By Lune van der Meulen
What’s news and what isn’t? Is it news when a dog bites a mailman? Not really. And what if the dog belonged to president Trump? That would already be more newsworthy. But now; what if the mailman bit the dog of president Trump? Well, that would definitely become a news story.
The degree of newsworthiness depends on certain conditions. Galtung and Ruge (1965) made an overview of factors that are of influence on the newsworthiness of certain events. Next to unexpectedness and the reference to elite people, they also state that events “have to pass a threshold, before being recorded at all” (Galtung & Ruge, 1965, pp. 66). This factor can be clearly demonstrated by a current news event: the Rohingya crisis in Myanmar.
The Muslim minority Rohingya has been persecuted for many years by Myanmar’s so-called security forces, and even the UN stated Myanmar’s army might have committed ethnic cleansing.
This story, however, has only recently become an actual news story. Only since violence was used by a part of the Rohingya at the end of August, media started to cover.

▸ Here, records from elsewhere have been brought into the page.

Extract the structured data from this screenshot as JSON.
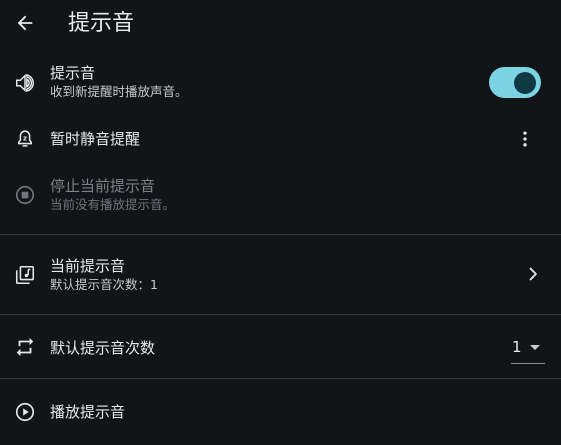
{
  "header": {
    "title": "提示音",
    "back_icon": "arrow-back-icon"
  },
  "settings": [
    {
      "id": "alert-sound",
      "icon": "volume-icon",
      "title": "提示音",
      "subtitle": "收到新提醒时播放声音。",
      "control": "toggle",
      "toggle_on": true
    },
    {
      "id": "snooze",
      "icon": "alarm-snooze-icon",
      "title": "暂时静音提醒",
      "control": "more",
      "more_icon": "more-vert-icon"
    },
    {
      "id": "stop-current",
      "icon": "stop-circle-icon",
      "title": "停止当前提示音",
      "subtitle": "当前没有播放提示音。",
      "disabled": true
    },
    {
      "id": "current-sound",
      "icon": "music-library-icon",
      "title": "当前提示音",
      "subtitle": "默认提示音次数：1",
      "control": "chevron",
      "chevron_icon": "chevron-right-icon"
    },
    {
      "id": "default-repeat",
      "icon": "repeat-icon",
      "title": "默认提示音次数",
      "control": "dropdown",
      "dropdown_value": "1"
    },
    {
      "id": "play-sound",
      "icon": "play-circle-icon",
      "title": "播放提示音"
    }
  ],
  "colors": {
    "background": "#111518",
    "accent": "#7cd3e3",
    "toggle_knob": "#0f3a44",
    "divider": "#33383c"
  }
}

The Rohingya attacked the armed police of Myanmar with handmade weapons, this wasn’t just a regular attack. According to Laetitia van den Assum, it’s a true revolt because their boiling point has been reached.
It’s unfortunate that even 52 years after the article by Galtung and Ruge appeared, thresholds still have to be passed, and apparently, boiling points have to be reached in order to become relevant to the media.
- Galtung, Johan and Mari Holmboe Ruge. “The Structure of Foreign News” Journal of Peace Research 2.1 (1965): 64-91. Print.